The avenger's job is nearly done, too. After getting rid of two of his victims in short order, there's just Rod Murdock (Paolo Gozlino) left, but Murdock is a more worthy opponent than the others. Once he realizes someone is after him (Django ain't one for subtlety), Murdock decides the protection of his mad brother (Luciano Rossi in a role that has a decided whiff of Kinski) and a few men isn't enough, hires a lot more thugs and holes up with them in a town he empties of other inhabitants.
Now having to use various techniques I usually connect with the goddamn Batman, Django goes to work on them.
I always seem to be of two minds about the Spaghetti Westerns of Sergio Garrone. On one hand, they are all highly derivative, with hardly any plot point that don't come up regularly in other Spaghetti Westerns, and with characters completely following the expected types, on the other hand, they are also usually highly entertaining and accomplished films.
Django the Bastard may even be Garrone's best Western - it is at least the best I've seen to date - mainly because this time around, there are actually a few elements to the film that aren't quite as often explored in other Spaghettis.
The main point of interest in this regard is the way the film treats its avenging anti-hero. That a Spaghetti Western's protagonist has near superhuman abilities with the gun and incredible tenacity isn't anything new, of course, but for about the first hour, Garrone's and Anthony Steffen's script builds him up as a nearly supernatural threat, putting a bit more of the creepy in their West than is the rule. In fact, the script uses this aspect so intensely that it came as a bit of a disappointment to me when Django turned out to be only a very messed-up and angry man who consciously tries to seem more than merely human, making the comparison to Batman more than just a throw-away joke of yours truly.
Another peculiar pop-cultural resonance of Garrone's film is Django's cruelty, and the strangely ritual elements of some of his killings, that - especially early in the movie - give the impression that he's not just traumatized and angry, but an actual serial killer preying on pretty atypical victims.

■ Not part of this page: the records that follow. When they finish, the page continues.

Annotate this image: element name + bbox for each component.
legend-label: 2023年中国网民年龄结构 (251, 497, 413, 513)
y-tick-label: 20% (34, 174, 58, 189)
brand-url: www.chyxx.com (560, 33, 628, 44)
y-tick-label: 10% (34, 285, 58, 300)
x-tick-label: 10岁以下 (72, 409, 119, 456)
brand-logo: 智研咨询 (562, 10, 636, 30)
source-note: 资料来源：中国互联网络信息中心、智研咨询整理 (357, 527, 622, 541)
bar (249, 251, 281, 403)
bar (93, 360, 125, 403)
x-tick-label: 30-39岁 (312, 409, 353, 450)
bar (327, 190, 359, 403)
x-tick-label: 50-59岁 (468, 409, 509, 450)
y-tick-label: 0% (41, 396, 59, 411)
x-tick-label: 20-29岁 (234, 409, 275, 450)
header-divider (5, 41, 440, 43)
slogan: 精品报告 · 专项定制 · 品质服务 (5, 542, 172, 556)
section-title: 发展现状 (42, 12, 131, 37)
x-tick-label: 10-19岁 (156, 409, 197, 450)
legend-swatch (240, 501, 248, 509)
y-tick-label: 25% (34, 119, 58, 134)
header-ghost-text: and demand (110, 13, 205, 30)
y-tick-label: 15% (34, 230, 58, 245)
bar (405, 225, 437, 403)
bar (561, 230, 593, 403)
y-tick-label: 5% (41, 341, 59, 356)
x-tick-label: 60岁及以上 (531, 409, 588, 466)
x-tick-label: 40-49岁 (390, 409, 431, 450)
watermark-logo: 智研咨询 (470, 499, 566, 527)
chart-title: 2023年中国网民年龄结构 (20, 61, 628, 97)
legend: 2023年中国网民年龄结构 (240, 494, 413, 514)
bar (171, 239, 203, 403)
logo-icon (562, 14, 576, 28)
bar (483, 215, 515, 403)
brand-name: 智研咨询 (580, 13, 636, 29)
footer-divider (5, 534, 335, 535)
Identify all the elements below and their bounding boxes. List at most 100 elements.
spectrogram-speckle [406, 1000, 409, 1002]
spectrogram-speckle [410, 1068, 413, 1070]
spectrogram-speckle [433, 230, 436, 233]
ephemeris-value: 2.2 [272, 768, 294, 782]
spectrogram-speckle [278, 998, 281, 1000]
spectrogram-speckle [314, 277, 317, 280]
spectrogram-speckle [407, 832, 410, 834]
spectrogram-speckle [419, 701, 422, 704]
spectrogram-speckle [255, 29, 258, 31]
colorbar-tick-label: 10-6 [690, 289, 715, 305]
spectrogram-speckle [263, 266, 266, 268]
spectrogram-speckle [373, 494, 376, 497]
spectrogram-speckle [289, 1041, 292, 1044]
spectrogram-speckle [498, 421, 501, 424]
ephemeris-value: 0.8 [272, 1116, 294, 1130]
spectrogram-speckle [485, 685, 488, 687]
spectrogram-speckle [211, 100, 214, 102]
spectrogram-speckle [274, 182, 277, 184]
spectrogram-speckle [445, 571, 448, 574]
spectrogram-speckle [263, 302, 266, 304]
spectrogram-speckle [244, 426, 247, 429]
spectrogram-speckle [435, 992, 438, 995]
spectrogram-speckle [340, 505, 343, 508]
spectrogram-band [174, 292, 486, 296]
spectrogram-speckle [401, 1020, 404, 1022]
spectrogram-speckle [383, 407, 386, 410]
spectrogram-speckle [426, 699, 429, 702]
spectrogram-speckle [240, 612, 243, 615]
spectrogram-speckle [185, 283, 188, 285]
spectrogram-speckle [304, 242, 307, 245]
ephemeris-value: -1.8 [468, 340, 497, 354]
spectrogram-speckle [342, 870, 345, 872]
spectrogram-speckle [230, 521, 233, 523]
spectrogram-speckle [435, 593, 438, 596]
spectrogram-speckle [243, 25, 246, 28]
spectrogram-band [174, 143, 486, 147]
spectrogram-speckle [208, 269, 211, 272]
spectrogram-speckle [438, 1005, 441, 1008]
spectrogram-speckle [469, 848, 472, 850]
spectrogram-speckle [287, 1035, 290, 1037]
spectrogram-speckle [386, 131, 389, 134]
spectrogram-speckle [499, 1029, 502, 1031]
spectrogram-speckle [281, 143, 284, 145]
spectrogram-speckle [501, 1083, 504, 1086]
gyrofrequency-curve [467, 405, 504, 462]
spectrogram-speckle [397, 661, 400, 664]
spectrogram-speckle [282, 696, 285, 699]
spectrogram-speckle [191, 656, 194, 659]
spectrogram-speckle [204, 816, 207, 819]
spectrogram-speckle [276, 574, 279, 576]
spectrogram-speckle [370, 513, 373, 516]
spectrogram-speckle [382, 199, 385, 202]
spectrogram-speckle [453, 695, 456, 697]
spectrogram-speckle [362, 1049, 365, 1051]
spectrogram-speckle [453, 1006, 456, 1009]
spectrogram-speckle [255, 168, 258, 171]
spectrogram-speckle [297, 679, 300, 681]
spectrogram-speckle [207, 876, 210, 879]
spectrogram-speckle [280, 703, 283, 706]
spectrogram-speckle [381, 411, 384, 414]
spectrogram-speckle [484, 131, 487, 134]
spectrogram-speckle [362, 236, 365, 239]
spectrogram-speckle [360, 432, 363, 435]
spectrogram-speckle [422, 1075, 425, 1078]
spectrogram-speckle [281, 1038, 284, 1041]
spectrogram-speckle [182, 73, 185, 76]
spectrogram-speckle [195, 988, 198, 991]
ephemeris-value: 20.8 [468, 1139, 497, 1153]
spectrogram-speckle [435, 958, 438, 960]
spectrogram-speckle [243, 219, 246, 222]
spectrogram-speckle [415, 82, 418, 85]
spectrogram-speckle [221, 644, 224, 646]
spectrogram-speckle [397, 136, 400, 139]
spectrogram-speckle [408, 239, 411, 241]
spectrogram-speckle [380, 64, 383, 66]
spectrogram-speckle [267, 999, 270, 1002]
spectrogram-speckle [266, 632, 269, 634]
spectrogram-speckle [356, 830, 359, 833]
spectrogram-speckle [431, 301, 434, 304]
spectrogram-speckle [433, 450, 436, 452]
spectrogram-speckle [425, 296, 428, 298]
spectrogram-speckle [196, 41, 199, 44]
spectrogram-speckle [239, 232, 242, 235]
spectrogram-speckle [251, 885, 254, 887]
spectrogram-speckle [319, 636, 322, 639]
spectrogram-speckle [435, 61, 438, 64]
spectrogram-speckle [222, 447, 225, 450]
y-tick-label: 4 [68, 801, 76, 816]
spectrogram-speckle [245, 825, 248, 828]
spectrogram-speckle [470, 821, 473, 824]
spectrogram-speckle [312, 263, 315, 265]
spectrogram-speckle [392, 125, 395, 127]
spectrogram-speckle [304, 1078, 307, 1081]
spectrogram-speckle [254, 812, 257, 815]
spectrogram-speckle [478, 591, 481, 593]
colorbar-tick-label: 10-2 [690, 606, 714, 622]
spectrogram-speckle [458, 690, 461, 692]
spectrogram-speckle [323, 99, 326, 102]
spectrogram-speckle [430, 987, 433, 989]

If you squint, you could even argue that this makes Django the Bastard some sort of proto slasher movie, but then you can say that about nearly all movies with vengeance-driven plots if you broaden your definition of makes a movie a "proto-slasher" enough.
Apart from these aspects, Django the Bastard is very typical of this phase of the Spaghetti Western: a minimal (or minimalist, if you prefer) plot with archetypal characters is executed with true visual panache; actors with very limited range work excellently within their limits (in Steffen's case, this is clearly one of his best performances); rich people are bastards; fun is had by all.